Sudibya menegaskan bahwa pariwisata yang mengutamakan profit kerap mengabaikan hak masyarakat lokal terkait lingkungan, kepentingan ekonomi dan kelestarian budaya.

“Masyarakat petani Jatiluwih yang mencoba mengais rezeki di industri pariwisata merupakan penjaga budaya di lingkungannya,” kata Sudibya di Denpasar, Sabtu, 6 Desember 2025.
Ia juga menyebut para petani sebagai manifestasi “Si Marhaen” yang melawan praktek “penghisapan manusia oleh manusia lainnya”.
Menurutnya, pemerintah semestinya hadir membela petani sebagai implementasi nyata Tri Sakti Bung Karno, bukan hanya slogan saat kampanye.
Dukung Penertiban Bangunan Liar, tapi Petani Harus Disejahterakan
Disisi lain, Pengamat Kebijakan Publik Putu Suasta mendukung keberanian Pansus TRAP DPRD Bali dalam menertibkan bangunan liar di Kawasan Subak Jatiluwih.
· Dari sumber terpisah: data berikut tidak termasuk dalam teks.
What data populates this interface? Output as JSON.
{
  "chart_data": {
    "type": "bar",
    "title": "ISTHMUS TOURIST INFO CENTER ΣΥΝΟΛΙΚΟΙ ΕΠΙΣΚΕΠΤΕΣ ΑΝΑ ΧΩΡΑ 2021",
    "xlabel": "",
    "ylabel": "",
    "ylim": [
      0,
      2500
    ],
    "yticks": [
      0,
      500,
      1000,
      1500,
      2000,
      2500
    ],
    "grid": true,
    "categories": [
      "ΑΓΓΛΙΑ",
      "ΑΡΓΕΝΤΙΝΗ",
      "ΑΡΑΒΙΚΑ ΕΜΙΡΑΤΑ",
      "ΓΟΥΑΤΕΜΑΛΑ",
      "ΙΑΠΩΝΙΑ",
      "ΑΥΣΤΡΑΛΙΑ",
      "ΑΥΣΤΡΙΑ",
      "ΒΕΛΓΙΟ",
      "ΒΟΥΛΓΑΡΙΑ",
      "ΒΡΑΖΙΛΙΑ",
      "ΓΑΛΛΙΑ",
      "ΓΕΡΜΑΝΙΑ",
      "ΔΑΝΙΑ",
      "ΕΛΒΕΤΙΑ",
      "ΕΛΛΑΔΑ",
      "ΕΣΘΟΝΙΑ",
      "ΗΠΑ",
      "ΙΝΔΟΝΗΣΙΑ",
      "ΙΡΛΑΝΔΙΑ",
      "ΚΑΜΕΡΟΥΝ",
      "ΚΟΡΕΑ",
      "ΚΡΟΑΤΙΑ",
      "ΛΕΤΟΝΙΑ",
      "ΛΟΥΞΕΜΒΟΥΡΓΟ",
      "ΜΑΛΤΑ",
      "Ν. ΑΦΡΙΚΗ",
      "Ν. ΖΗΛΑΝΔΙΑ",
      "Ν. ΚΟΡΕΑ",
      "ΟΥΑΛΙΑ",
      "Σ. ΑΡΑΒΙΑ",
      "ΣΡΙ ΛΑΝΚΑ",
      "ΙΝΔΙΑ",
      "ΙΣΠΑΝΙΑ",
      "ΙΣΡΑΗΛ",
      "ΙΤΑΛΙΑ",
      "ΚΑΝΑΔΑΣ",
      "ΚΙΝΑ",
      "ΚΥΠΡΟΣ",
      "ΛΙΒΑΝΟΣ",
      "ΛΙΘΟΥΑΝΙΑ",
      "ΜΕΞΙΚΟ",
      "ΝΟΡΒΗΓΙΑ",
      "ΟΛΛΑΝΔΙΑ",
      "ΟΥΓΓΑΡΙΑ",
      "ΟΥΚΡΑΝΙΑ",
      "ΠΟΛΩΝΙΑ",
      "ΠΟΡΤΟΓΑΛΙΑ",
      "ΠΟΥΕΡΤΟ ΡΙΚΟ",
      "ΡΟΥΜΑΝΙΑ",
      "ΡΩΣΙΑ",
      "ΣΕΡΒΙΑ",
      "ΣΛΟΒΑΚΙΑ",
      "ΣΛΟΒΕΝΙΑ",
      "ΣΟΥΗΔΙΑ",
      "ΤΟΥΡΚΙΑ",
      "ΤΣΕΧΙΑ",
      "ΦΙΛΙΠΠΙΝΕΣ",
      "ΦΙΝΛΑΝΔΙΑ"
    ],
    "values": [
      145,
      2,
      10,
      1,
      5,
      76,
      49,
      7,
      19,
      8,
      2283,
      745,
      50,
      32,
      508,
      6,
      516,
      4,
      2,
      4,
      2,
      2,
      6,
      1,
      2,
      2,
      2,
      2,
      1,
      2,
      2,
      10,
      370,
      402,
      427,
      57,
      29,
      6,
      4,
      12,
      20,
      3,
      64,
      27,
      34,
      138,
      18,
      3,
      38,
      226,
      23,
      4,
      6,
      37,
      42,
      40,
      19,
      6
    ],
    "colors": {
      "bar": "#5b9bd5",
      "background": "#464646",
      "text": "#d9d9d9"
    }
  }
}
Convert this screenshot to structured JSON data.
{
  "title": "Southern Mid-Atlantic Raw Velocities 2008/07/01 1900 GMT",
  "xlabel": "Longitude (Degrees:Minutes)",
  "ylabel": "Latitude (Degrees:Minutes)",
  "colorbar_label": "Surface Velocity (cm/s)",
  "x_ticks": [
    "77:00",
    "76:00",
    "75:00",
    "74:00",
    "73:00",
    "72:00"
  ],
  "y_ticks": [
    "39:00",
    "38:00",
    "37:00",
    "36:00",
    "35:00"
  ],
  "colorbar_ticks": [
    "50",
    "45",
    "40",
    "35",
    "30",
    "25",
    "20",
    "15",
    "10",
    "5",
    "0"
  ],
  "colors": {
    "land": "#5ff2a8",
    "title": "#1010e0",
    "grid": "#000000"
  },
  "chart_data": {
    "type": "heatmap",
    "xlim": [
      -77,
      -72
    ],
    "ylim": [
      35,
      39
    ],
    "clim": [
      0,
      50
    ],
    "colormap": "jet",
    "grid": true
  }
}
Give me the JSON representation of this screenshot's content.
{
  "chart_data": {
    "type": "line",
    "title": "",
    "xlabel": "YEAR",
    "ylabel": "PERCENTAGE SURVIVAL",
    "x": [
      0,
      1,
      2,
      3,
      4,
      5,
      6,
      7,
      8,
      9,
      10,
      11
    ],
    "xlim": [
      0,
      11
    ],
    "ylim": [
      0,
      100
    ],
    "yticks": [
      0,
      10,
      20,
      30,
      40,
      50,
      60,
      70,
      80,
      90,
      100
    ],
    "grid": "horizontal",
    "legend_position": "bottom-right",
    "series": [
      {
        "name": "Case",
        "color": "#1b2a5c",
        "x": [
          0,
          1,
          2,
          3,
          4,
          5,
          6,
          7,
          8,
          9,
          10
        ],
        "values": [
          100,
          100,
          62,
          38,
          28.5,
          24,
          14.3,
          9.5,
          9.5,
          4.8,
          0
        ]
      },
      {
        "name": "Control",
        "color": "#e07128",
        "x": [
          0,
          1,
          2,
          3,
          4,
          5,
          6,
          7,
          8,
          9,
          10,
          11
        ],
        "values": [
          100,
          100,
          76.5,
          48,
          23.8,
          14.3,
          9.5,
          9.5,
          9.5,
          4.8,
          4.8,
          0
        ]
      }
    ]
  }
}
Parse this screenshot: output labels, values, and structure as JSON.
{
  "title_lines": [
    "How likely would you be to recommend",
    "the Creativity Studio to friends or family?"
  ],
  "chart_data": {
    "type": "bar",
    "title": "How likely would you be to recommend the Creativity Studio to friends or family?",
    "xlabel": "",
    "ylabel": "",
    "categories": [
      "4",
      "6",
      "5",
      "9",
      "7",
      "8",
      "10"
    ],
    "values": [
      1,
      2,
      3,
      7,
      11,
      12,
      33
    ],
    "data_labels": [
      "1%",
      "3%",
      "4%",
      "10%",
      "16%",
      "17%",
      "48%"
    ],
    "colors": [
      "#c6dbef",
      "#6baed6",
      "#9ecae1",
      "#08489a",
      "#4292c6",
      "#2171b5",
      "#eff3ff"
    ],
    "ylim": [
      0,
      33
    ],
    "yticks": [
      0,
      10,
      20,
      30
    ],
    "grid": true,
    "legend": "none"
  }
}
“Saya puji Pansus TRAP DPRD Bali berani tertibkan pelanggaran Jatiluwih, selanjutnya daerah lain juga baik Badung, Gianyar, Bangli, Jembrana, Buleleng, Klungkung hingga Katangasem,” kata Suasta di Denpasar, Jumat, 5 Desember 2025.
Putu Suasta menegaskan bahwa penertiban harus dibarengi strategi serius untuk menyejahterakan petani. Ia menyarankan pembebasan pajak lahan petani, jaminan pembelian hasil panen oleh pemerintah, serta menempatkan APBD sektor pertanian sebagai prioritas.
Selain itu, ia mengingatkan agar pungutan wisatawan asing (PWA) tidak disalahgunakan dan tetap berorientasi menjaga daya dukung budaya, alam dan pertanian Bali.
UNESCO Beri Peringatan: Kawasan Subak di Ambang Ancaman
Isu keberlanjutan Subak juga masuk perhatian dunia. UNESCO memberikan peringatan atas terancamnya kelestarian lansekap Subak, termasuk sumber air, hutan, pura, sawah dan daerah aliran sungai.
Gagal mengelola Subak dengan baik berpotensi menghilangkan sejarah panjang sistem irigasi warisan Rsi Markandya yang ribuan tahun lalu mengawali peradaban pertanian di Bali.
Suasta menegaskan bahwa komitmen pemerintah akan terlihat pada rancangan APBD.
“Jika mereka berbicara Subak, dinilai hanya sebatas lip service. Bali identik pertanian dari Subak warisan Rsi Markendnya,” tutupnya.
Dengan tekanan pariwisata dan ancaman alih fungsi lahan, Subak bukan hanya agenda budaya, tetapi masa depan pangan dan identitas Bali di mata dunia. (red).